6. A 60-year-old woman is found to have the following pressure vs. volume profile in her left ventricle during an analysis of her cardiac cycle. See Figure A for a comparison of her profile (in red) versus a normal profile (outlined in black). Which of the following is most likely to be appreciated on auscultation? A. Crescendo-decrescendo systolic ejection murmur B. Holosystolic, harsh-sounding murmur C. Late systolic crescendo murmur D. Continuous machine-like murmur E. Holosystolic, high pitched "blowing murmur"
E. With mitral regurgitation, regurgitation of blood from the left ventricle to the left atrium occurs throughout systole, preventing isovolumetric contraction. There is an increased preload with normal or reduced afterload. The holosystolic murmur is heard most clearly at the apex and radiates toward the axilla, and is enhanced by maneuvers that increase total peripheral resistance (e.g. squatting).
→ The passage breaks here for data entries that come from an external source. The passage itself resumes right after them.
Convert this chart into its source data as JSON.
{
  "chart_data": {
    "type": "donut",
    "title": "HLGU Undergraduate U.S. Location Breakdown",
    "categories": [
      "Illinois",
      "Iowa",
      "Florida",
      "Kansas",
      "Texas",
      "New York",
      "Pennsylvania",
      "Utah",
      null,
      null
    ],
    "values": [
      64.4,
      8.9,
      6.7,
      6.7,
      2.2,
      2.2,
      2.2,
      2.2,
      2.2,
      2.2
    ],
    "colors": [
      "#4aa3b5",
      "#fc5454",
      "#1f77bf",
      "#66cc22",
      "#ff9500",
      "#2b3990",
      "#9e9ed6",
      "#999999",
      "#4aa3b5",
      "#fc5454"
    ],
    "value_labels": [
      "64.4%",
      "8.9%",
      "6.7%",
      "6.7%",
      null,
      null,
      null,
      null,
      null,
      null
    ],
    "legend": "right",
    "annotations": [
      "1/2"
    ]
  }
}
1. A 50-year-old male is seen in your clinic. Physical examination reveals a resting heart rate of 120. You perform an ECG (the reading from the V5 lead is shown in Figure A). After reviewing the ECG, you decide to start the man on a medication that primarily reduces the rate of depolarization during phase 0 and the latter part of phase 4 in cardiac slow-response tissue. What is the medication? Amlodipine Ezetimibe Adenosine Nifedipine Verapamil
Verapamil The drug used to provide rate control for this man's atrial fibrillation is verapamil, based on the mechanism of action described in the question stem. Verapamil is an L-type calcium channel blocker (CCB) that decreases calcium ion influx occurring during phase 0 and latter part of phase 4 in cardiac slow-response tissue (i.e. SA and AV nodes). CCBs are considered class IV antiarrhythmics; other antiarrhythmic classes include I (affect sodium channels), II (beta blockers), and III (affect potassium channels). Non-dihydropyridine CCBs like verapamil primarily affect cardiac tissue, unlike dihydropyridine CCBs like amlodipine and nifedipine. Figure A is an EKG strip showing the irregularly irregular ventricular response in atrial fibrillation.